Il requisito di anzianità di residenza costituisce una forma di discriminazione indiretta o dissimulata a danno dei cittadini comunitari residenti in Fvg ed è contrario, pertanto, ai principi di parità di trattamento vigenti nell’Unione europea. Questa, in sintesi, la motivazione con cui il giudice del lavoro del Tribunale di Udine ha accolto, con una sentenza emessa il 30 giugno, il ricorso presentato da un cittadino rumeno contro la mancata erogazione dell’assegno di natalità regionale, il cosiddetto bonus bebè, da parte del Comune di Latisana. Lo rendono noto in un comunicato Cgil, Cisl, Uil e Asgi del Friuli Venezia Giulia.
La decisione del giudice, in particolare, dichiara illegittimo il requisito della residenza decennale in Italia e quinquennale in regione. In considerazione del fatto che il diritto comunitario ha un’efficacia ed applicabilità immediata e diretta nell’ordinamento interno e prevale su qualsivoglia norma interna ad esso incompatibile, il giudice di Udine non ha potuto far altro che imporre al Comune di Latisana di disapplicare la norma regionale nella parte in cui impone il requisito di anzianità di residenza.

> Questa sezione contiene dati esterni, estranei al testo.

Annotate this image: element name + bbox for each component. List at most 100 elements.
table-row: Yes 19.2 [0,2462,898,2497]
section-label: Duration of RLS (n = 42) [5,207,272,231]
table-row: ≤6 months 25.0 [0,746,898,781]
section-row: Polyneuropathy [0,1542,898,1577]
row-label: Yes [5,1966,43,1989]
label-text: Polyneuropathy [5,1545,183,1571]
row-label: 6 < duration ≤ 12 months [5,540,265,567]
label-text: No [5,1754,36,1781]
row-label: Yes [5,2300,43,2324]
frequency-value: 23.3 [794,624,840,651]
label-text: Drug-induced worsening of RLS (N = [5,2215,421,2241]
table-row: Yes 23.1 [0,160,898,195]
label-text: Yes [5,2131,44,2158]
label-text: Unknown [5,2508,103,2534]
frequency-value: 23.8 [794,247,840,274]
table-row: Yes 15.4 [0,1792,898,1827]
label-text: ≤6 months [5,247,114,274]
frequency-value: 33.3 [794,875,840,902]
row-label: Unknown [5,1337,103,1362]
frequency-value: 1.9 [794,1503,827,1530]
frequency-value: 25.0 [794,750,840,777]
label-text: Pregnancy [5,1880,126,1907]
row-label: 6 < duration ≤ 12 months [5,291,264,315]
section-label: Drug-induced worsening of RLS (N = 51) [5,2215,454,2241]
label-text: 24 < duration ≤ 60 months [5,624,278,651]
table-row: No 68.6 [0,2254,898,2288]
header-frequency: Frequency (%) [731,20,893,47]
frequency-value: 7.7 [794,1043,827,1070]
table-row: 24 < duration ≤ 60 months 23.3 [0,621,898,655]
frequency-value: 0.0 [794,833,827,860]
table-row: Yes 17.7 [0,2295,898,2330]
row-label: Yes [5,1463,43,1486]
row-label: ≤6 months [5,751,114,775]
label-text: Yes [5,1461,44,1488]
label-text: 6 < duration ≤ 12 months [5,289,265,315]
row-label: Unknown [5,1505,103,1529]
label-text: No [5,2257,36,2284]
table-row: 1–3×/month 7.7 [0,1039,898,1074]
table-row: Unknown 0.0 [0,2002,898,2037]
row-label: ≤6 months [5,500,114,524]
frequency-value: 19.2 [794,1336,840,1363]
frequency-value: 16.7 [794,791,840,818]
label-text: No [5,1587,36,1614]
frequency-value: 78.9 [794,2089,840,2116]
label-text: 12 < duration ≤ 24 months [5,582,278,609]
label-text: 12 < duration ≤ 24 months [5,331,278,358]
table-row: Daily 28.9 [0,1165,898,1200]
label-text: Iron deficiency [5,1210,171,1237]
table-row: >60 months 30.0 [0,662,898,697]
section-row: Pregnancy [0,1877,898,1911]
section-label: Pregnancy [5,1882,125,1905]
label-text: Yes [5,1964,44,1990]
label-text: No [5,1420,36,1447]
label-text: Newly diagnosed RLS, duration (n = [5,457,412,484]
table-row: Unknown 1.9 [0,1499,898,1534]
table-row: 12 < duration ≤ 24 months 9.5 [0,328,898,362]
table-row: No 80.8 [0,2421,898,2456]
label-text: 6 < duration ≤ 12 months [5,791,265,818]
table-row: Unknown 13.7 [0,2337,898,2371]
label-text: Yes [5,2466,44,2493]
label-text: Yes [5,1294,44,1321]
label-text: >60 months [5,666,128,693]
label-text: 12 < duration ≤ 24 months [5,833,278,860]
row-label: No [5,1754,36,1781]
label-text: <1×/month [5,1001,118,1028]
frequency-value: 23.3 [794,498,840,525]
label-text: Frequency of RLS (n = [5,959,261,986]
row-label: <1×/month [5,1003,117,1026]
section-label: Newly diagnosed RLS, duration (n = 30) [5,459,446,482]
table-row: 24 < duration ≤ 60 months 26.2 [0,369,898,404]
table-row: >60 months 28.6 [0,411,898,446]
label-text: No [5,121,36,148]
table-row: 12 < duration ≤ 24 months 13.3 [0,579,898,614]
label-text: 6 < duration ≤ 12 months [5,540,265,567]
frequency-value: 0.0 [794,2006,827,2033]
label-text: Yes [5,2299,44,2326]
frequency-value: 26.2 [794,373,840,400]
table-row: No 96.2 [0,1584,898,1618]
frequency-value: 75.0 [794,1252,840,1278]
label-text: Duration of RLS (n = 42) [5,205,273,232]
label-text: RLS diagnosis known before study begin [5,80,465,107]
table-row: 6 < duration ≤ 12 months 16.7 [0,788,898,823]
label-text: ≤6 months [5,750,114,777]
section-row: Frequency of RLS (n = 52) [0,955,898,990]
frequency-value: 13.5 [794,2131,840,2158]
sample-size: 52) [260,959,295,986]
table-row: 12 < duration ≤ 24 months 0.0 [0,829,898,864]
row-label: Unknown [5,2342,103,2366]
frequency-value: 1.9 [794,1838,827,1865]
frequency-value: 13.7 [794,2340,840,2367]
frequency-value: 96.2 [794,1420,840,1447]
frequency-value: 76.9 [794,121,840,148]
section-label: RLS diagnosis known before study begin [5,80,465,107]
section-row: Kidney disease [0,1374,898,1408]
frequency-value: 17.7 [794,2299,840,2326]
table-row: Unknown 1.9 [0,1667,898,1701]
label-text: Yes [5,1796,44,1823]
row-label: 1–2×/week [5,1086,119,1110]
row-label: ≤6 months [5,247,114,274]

Accolte quindi le tesi di Cgil, Cisl e Uil, che hanno sostenuto il ricorso assieme all’Asgi, l’Associazione studi giuridici sull’immigrazione, che ne ha curato l’iter giudiziario. "Si tratta della prima vittoria nella battaglia promossa dai sindacati contro l’impostazione discriminatoria delle norme sul welfare voluta dall’attuale maggioranza - si legge nella nota - battaglia che aveva già visto una mobilitazione di piazza con la manifestazione del 27 ottobre 2009 a Trieste, sotto la sede del Consiglio regionale, e che ora prosegue anche sul versante istituzionale e giudiziario".